Christine Ebersole, Ed Begley Jr., Diedrich Bader, Megyn Price, Hunter King and Tyler Hynes

The establishment he chooses is owned by Alana’s grandparents and employs a nice woman known to viewers as Donna Kelce, mother of Chiefs tight end Travis and former Philadelphia Eagle Jason. While Alana’s family is there, they immediately arrange a meet-and-greet and other romantic events, but Donna advises, “Don’t force it, ladies. Just let it happen. Trust me on this one.”

See you, Donna.

“They’re very sweet,” Derrick tells Alana at one point of her awkward family.

“That goes for otters too, until they rip your face off,” she replies. (Let’s watch this movie next.)

The family loves Derrick and even lets him in on a part of their family history: every Super Bowl, the Chiefs arranged for someone in their family to wear a magical vintage Chiefs winter hat during the Christmas Day football game. The hat was given to her grandfather years ago by a ringing Santa Claus as a thank you for his generous donation. It remained missing for a while until it returned to her family. In the years it was over, the Chiefs never made it to the Super Bowl. When was it returned? Well, you know.

Derrick’s dead heart doesn’t believe the story and it almost costs him the girl. When he expresses his doubts, Alana’s family says goodbye to the shop and offers him the rejected fruit cake as a farewell gift.

Enter Destiny. It’s not long before Derrick is back on their doorstep, tasked with checking on one of the finalists for the Chiefs Fan of the Year competition – Alana’s family.

Other finalists include the family of an influencer pet named “Catrick Mahomes” and a family whose Christmas decorations Taylor Swift would wear to a Chiefs game if accessorized with a vintage jacket.

Derrick invites Alana to represent the family at the employee Christmas party where all the finalists will be introduced. While she’s there, he kidnaps her for a surprise and covers her eyes before the big reveal of an empty stadium. Something tells me that if the Beast showed Belle this instead of his massive library, his cursed employees would still be sleeping in closets. But luckily for Derrick, Alana loves it and they kiss.
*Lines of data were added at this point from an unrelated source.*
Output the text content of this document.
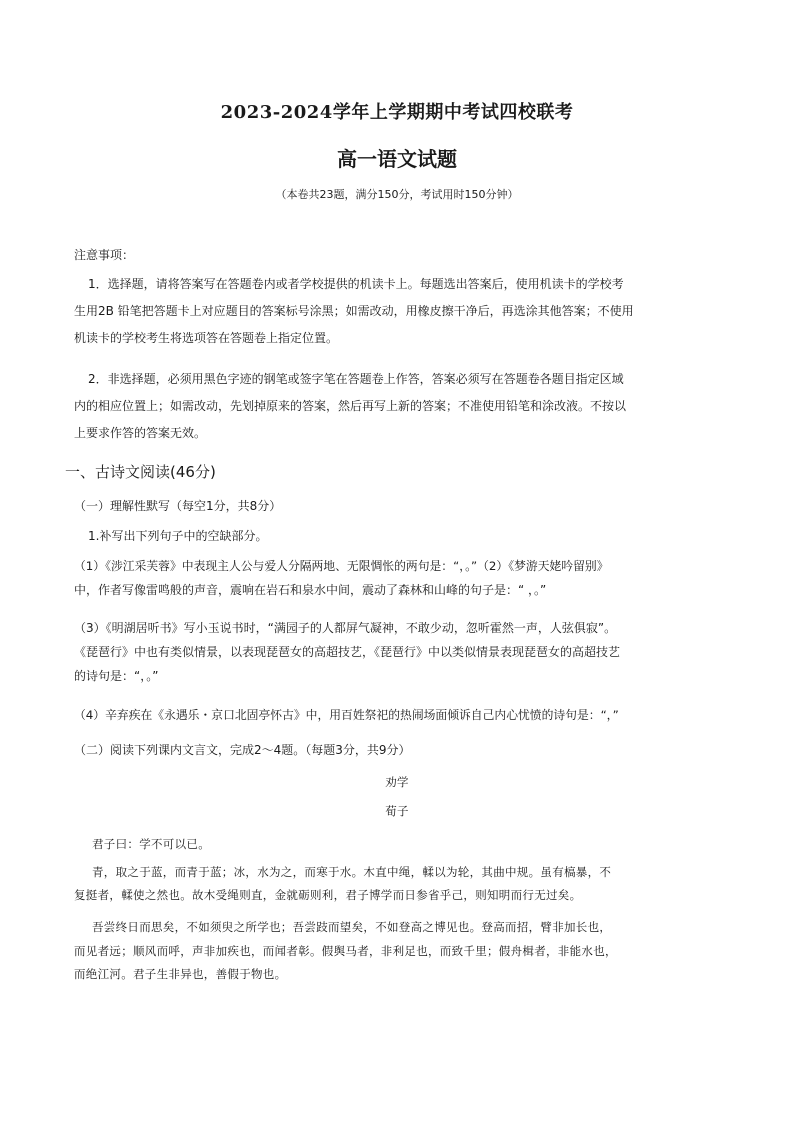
2023-2024学年上学期期中考试四校联考
高一语文试题
（本卷共23题，满分150分，考试用时150分钟）
注意事项：
1．选择题，请将答案写在答题卷内或者学校提供的机读卡上。每题选出答案后，使用机读卡的学校考
生用2B 铅笔把答题卡上对应题目的答案标号涂黑；如需改动，用橡皮擦干净后，再选涂其他答案；不使用
机读卡的学校考生将选项答在答题卷上指定位置。
2．非选择题，必须用黑色字迹的钢笔或签字笔在答题卷上作答，答案必须写在答题卷各题目指定区域
内的相应位置上；如需改动，先划掉原来的答案，然后再写上新的答案；不准使用铅笔和涂改液。不按以
上要求作答的答案无效。
一、古诗文阅读(46分)
（一）理解性默写（每空1分，共8分）
1.补写出下列句子中的空缺部分。
（1）《涉江采芙蓉》中表现主人公与爱人分隔两地、无限惆怅的两句是：“，。”（2）《梦游天姥吟留别》
中，作者写像雷鸣般的声音，震响在岩石和泉水中间，震动了森林和山峰的句子是：“ ，。”
（3）《明湖居听书》写小玉说书时，“满园子的人都屏气凝神，不敢少动，忽听霍然一声，人弦俱寂”。
《琵琶行》中也有类似情景，以表现琵琶女的高超技艺，《琵琶行》中以类似情景表现琵琶女的高超技艺
的诗句是：“，。”
（4）辛弃疾在《永遇乐・京口北固亭怀古》中，用百姓祭祀的热闹场面倾诉自己内心忧愤的诗句是：“，”
（二）阅读下列课内文言文，完成2～4题。（每题3分，共9分）
劝学
荀子
君子曰：学不可以已。
青，取之于蓝，而青于蓝；冰，水为之，而寒于水。木直中绳，輮以为轮，其曲中规。虽有槁暴，不
复挺者，輮使之然也。故木受绳则直，金就砺则利，君子博学而日参省乎己，则知明而行无过矣。
吾尝终日而思矣，不如须臾之所学也；吾尝跂而望矣，不如登高之博见也。登高而招，臂非加长也，
而见者远；顺风而呼，声非加疾也，而闻者彰。假舆马者，非利足也，而致千里；假舟楫者，非能水也，
而绝江河。君子生非异也，善假于物也。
Tyler Hynes, Megyn Price, Hunter King

Derrick doesn’t exactly have a hard time conveying that Alana’s family – who say “chiefs” instead of “cheese” when taking photos – are the biggest fans of all, and the film doesn’t waste too much time wondering: They win the competition .

The real twist is that this happens with half the movie left.

Seemingly realizing their own thin premise, the filmmakers turn to a new source of suspense when the hat goes missing. Yes, the love story turns into a heist film.

Alana breaks the news of the stolen hat to her family on Christmas Eve, and although she is shocked, they are not without hope that everything will work out in the end.

They’re all even more distracted because Derrick comes to their holiday dinner with a big gift: two seats from the original Chiefs stadium. And they’re not just any seats. They are the seats where Alana’s grandparents sat.

I won’t lie; I cried.

Derrick and Alana later briefly argue when Derrick accuses her of having “more trust in a hat than in me.” Even if she did, she met you like four days ago, Derrick.

They overcome their argument in time to celebrate with the Chiefs Kingdom at the big Christmas game, where Derrick has arranged a surprise. Even though the hat is still missing, he has asked the team to provide hats for the whole crowd that look like Alana’s family’s vintage hat. The cheap, quickly made imitation hats move Alana to tears. She doesn’t ask how the team managed to produce 76,000 hats in just a few days, because I suspect that would have ruined the moment. Merry Christmas, labor laws.

The magic is further preserved when Santa Claus (played by Abraham Benrubi), the same one who gave the hat to her grandfather many decades ago, returns the hat to Alana. So Christmas and love are saved by Jerry from “ER”.

Did Santa steal the hat to become relevant again? Did Derrick sew the hats himself? Was Catrick Mahomes robbed in the Fan of the Year contest? So many questions. But as a great poet once wrote, “Frankly, who are we to fight alchemy?”